WITH the end of the Davos conference last week, the Swiss franc lost 1.27 per cent of its value. While it would be nice to think of that as the direct result of thousands of politicians, financiers and journalists leaving, and so ending their spending on hotels, booze and so on, the reality was more prosaic. Slightly higher than expected inflation in the Eurozone led traders to wonder whether an interest rate increase might be around the corner, while safe haven traders pulled back slightly as the fear of Egypt’s protesters disrupting the wider economy subsided.

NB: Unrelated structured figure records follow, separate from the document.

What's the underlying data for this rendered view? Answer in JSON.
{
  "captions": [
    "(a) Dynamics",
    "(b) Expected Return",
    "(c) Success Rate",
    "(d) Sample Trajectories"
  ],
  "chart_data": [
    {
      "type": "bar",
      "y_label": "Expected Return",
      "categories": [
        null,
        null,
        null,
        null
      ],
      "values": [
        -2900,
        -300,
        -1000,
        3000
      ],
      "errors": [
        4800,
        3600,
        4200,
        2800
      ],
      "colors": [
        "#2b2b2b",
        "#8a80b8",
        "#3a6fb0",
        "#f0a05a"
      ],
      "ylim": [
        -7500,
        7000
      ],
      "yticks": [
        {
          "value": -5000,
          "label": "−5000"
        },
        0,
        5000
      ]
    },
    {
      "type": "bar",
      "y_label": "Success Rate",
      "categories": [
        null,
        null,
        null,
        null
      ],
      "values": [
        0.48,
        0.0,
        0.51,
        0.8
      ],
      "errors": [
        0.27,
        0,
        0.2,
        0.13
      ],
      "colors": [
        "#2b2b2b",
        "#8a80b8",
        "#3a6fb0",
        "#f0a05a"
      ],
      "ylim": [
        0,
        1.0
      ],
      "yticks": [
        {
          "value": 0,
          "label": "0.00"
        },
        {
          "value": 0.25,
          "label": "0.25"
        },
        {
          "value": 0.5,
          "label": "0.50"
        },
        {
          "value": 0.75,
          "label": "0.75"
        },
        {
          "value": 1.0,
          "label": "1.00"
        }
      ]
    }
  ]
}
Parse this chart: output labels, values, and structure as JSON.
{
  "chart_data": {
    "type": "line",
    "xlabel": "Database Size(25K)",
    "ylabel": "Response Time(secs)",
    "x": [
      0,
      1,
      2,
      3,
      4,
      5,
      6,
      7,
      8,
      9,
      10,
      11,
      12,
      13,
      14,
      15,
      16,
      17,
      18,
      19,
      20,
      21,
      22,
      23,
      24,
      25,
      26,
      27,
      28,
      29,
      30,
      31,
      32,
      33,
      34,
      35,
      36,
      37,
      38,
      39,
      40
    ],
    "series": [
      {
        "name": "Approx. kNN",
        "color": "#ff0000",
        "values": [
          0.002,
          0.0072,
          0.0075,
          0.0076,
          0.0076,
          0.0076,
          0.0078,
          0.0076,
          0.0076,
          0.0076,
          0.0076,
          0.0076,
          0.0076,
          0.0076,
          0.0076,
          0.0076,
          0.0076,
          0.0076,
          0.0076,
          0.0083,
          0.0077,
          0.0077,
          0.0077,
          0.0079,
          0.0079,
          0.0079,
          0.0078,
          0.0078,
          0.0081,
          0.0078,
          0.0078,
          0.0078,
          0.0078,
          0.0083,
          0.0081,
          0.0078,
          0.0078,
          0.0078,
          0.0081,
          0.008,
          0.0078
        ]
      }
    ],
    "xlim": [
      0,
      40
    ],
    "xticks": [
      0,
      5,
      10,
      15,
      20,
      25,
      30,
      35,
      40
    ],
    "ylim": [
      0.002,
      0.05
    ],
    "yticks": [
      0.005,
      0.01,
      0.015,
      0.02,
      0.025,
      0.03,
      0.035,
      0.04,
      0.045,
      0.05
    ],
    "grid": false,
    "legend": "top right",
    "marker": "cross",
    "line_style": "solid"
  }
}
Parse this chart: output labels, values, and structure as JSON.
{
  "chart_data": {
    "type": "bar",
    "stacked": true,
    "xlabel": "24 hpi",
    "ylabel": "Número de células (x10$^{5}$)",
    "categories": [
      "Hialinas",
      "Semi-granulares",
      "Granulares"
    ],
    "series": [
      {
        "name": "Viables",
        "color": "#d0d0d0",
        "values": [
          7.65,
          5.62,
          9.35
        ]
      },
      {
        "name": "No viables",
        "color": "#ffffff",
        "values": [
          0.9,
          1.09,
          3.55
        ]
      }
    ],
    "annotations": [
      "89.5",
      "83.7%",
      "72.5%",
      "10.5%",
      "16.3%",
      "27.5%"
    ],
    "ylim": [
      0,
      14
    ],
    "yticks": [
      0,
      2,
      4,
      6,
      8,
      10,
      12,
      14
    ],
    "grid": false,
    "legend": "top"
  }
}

But the Swiss franc’s role as a safe currency is a relatively new one. As analysts at Societe Generale point out, until the financial crisis, the Swiss franc was a “virtually riskless currency” against the euro. Swiss franc denominated mortgages to capitalise on lower rates were common, as were cross border bank accounts.
When the crisis began, however, the franc sharply appreciated against most currencies, by about 10 per cent. Since the start of the sovereign debt crises last May, it has climbed further, while franc-euro volatility leapt up dramatically (see chart). The franc is now about 30 per cent stronger against the euro than it was in October 2008, while intraday movements are much larger.

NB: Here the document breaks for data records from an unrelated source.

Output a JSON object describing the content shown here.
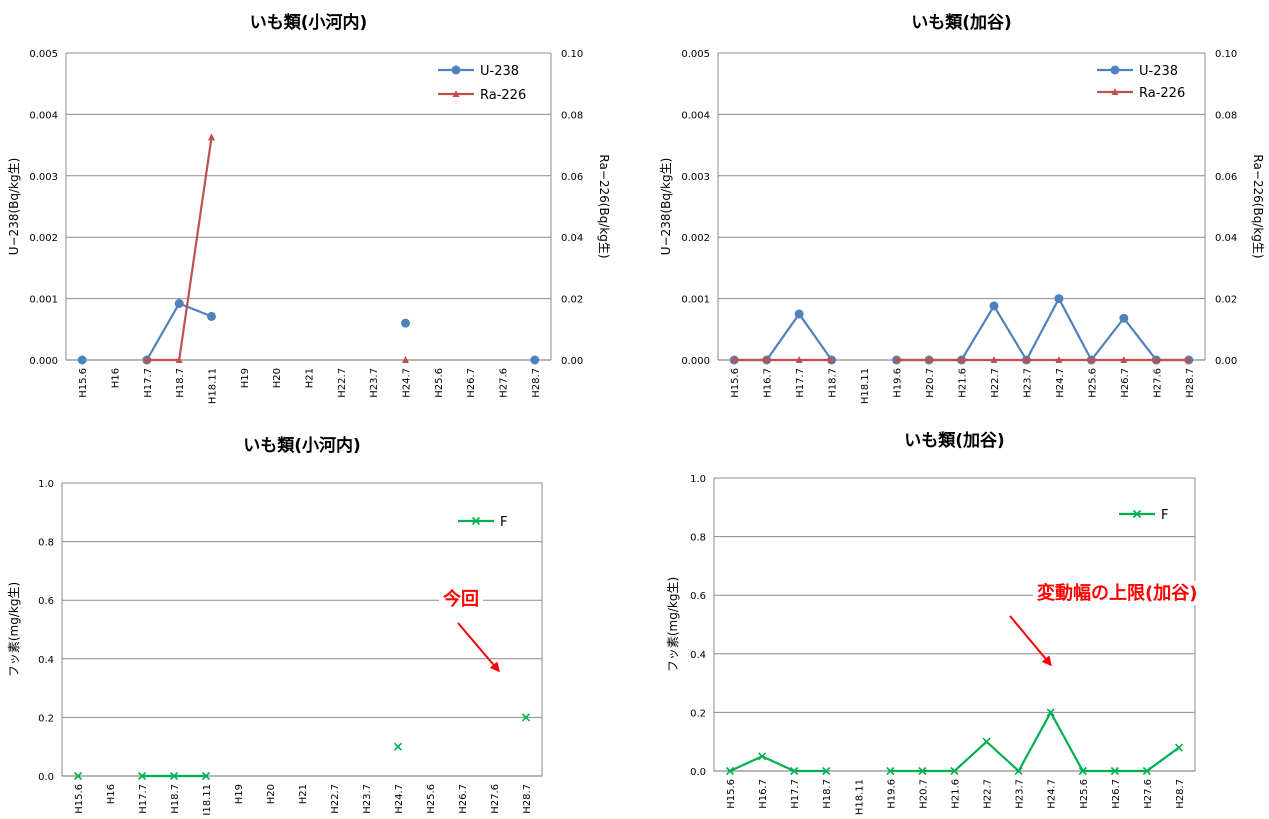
{
  "chart_data": [
    {
      "type": "line",
      "title": "いも類(小河内)",
      "ylabel": "U−238(Bq/kg生)",
      "y2label": "Ra−226(Bq/kg生)",
      "categories": [
        "H15.6",
        "H16",
        "H17.7",
        "H18.7",
        "H18.11",
        "H19",
        "H20",
        "H21",
        "H22.7",
        "H23.7",
        "H24.7",
        "H25.6",
        "H26.7",
        "H27.6",
        "H28.7"
      ],
      "ylim": [
        0,
        0.005
      ],
      "yticks": [
        "0.000",
        "0.001",
        "0.002",
        "0.003",
        "0.004",
        "0.005"
      ],
      "y2lim": [
        0,
        0.1
      ],
      "y2ticks": [
        "0.00",
        "0.02",
        "0.04",
        "0.06",
        "0.08",
        "0.10"
      ],
      "grid": true,
      "legend_position": "top-right",
      "series": [
        {
          "name": "U-238",
          "axis": "left",
          "color": "#4f81bd",
          "marker": "circle",
          "values": [
            0,
            null,
            0,
            0.00092,
            0.00071,
            null,
            null,
            null,
            null,
            null,
            0.0006,
            null,
            null,
            null,
            0
          ]
        },
        {
          "name": "Ra-226",
          "axis": "right",
          "color": "#c0504d",
          "marker": "triangle",
          "values": [
            null,
            null,
            0,
            0,
            0.0725,
            null,
            null,
            null,
            null,
            null,
            0,
            null,
            null,
            null,
            null
          ]
        }
      ]
    },
    {
      "type": "line",
      "title": "いも類(加谷)",
      "ylabel": "U−238(Bq/kg生)",
      "y2label": "Ra−226(Bq/kg生)",
      "categories": [
        "H15.6",
        "H16.7",
        "H17.7",
        "H18.7",
        "H18.11",
        "H19.6",
        "H20.7",
        "H21.6",
        "H22.7",
        "H23.7",
        "H24.7",
        "H25.6",
        "H26.7",
        "H27.6",
        "H28.7"
      ],
      "ylim": [
        0,
        0.005
      ],
      "yticks": [
        "0.000",
        "0.001",
        "0.002",
        "0.003",
        "0.004",
        "0.005"
      ],
      "y2lim": [
        0,
        0.1
      ],
      "y2ticks": [
        "0.00",
        "0.02",
        "0.04",
        "0.06",
        "0.08",
        "0.10"
      ],
      "grid": true,
      "legend_position": "top-right",
      "series": [
        {
          "name": "U-238",
          "axis": "left",
          "color": "#4f81bd",
          "marker": "circle",
          "values": [
            0,
            0,
            0.00075,
            0,
            null,
            0,
            0,
            0,
            0.00088,
            0,
            0.001,
            0,
            0.00068,
            0,
            0
          ]
        },
        {
          "name": "Ra-226",
          "axis": "right",
          "color": "#c0504d",
          "marker": "triangle",
          "values": [
            0,
            0,
            0,
            0,
            null,
            0,
            0,
            0,
            0,
            0,
            0,
            0,
            0,
            0,
            0
          ]
        }
      ]
    },
    {
      "type": "line",
      "title": "いも類(小河内)",
      "ylabel": "フッ素(mg/kg生)",
      "categories": [
        "H15.6",
        "H16",
        "H17.7",
        "H18.7",
        "H18.11",
        "H19",
        "H20",
        "H21",
        "H22.7",
        "H23.7",
        "H24.7",
        "H25.6",
        "H26.7",
        "H27.6",
        "H28.7"
      ],
      "ylim": [
        0,
        1.0
      ],
      "yticks": [
        "0.0",
        "0.2",
        "0.4",
        "0.6",
        "0.8",
        "1.0"
      ],
      "grid": true,
      "legend_position": "top-right",
      "series": [
        {
          "name": "F",
          "color": "#00b050",
          "marker": "x",
          "values": [
            0,
            null,
            0,
            0,
            0,
            null,
            null,
            null,
            null,
            null,
            0.1,
            null,
            null,
            null,
            0.2
          ]
        }
      ],
      "annotation": {
        "text": "今回",
        "color": "#ff0000"
      }
    },
    {
      "type": "line",
      "title": "いも類(加谷)",
      "ylabel": "フッ素(mg/kg生)",
      "categories": [
        "H15.6",
        "H16.7",
        "H17.7",
        "H18.7",
        "H18.11",
        "H19.6",
        "H20.7",
        "H21.6",
        "H22.7",
        "H23.7",
        "H24.7",
        "H25.6",
        "H26.7",
        "H27.6",
        "H28.7"
      ],
      "ylim": [
        0,
        1.0
      ],
      "yticks": [
        "0.0",
        "0.2",
        "0.4",
        "0.6",
        "0.8",
        "1.0"
      ],
      "grid": true,
      "legend_position": "top-right",
      "series": [
        {
          "name": "F",
          "color": "#00b050",
          "marker": "x",
          "values": [
            0,
            0.05,
            0,
            0,
            null,
            0,
            0,
            0,
            0.1,
            0,
            0.2,
            0,
            0,
            0,
            0.08
          ]
        }
      ],
      "annotation": {
        "text": "変動幅の上限(加谷)",
        "color": "#ff0000"
      }
    }
  ]
}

However, relatively strong Eurozone growth, together with strong commitments from China and Japan, seem recently to have settled markets’ worries about sovereign debt. As a result, Societe Generale is going short on volatility. They argue that Middle Eastern escalation aside, the franc ought to settle at a lower level than it is currently as European worries continue to dissipate.

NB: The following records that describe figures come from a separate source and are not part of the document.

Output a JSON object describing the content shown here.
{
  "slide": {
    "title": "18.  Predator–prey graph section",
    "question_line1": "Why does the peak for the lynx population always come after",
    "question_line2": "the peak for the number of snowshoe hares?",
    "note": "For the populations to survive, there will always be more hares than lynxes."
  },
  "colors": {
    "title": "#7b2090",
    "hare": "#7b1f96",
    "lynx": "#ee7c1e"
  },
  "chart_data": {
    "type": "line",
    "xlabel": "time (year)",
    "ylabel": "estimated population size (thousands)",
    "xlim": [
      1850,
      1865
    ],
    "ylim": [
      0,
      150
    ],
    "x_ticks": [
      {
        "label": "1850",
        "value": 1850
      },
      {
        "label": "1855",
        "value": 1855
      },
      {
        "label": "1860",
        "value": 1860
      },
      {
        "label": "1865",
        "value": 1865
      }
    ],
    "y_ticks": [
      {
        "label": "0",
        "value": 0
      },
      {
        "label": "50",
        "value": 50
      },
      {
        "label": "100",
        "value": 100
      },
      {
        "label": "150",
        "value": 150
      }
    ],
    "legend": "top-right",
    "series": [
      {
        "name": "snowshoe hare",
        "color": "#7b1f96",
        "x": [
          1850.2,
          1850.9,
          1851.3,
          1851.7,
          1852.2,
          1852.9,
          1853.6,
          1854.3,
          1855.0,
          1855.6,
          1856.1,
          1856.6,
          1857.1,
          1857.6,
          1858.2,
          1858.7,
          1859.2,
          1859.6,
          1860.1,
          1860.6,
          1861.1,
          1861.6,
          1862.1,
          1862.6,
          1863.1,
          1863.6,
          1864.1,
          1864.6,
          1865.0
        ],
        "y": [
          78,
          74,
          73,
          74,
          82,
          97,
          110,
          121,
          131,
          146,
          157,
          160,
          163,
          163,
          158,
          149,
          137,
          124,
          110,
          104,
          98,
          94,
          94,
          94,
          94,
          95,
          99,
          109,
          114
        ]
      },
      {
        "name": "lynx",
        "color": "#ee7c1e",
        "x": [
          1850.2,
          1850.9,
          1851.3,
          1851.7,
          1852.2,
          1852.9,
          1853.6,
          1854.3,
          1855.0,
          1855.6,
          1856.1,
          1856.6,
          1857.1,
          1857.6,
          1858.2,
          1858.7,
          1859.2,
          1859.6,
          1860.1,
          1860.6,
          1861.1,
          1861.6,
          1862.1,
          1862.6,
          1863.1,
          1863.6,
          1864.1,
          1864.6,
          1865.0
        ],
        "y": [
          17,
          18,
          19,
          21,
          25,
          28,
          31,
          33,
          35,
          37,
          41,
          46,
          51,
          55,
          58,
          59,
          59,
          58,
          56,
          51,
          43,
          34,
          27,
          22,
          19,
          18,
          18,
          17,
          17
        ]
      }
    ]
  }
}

Stephen Gallo, an analyst at Schneider Foreign Exchange, disagrees. He argues that the franc is “set to do well”. Gallo argues that “the chance of a market-led decline is low,” because inflation is low and because the Swiss National Bank (SNB) will eventually have to raise interest rates. “The SNB is in a political bind – it wants to support its exporters, but money supply growth is in rate hike territory.”
Gallo believes that the SNB will probably let the European Central Bank (ECB) take the lead in monetary tightening, thereby allowing the franc to fall relatively. But he also warns that the Bank may be tempted into intervening to push down the franc, especially if franc strength seems to be weighing on Swiss competitiveness. So while a market-led decline in the Swiss franc might be unlikely, a central bank-led one cannot be ruled out. As Richard Wiltshire of ETX Capital, warns, “Swissie strength is becoming a political issue in Switzerland. We may hear some rhetoric from the SNB or see them flex their muscles in the coming weeks.”
So though Davos may be over, traders would do well to keep watching Switzerland.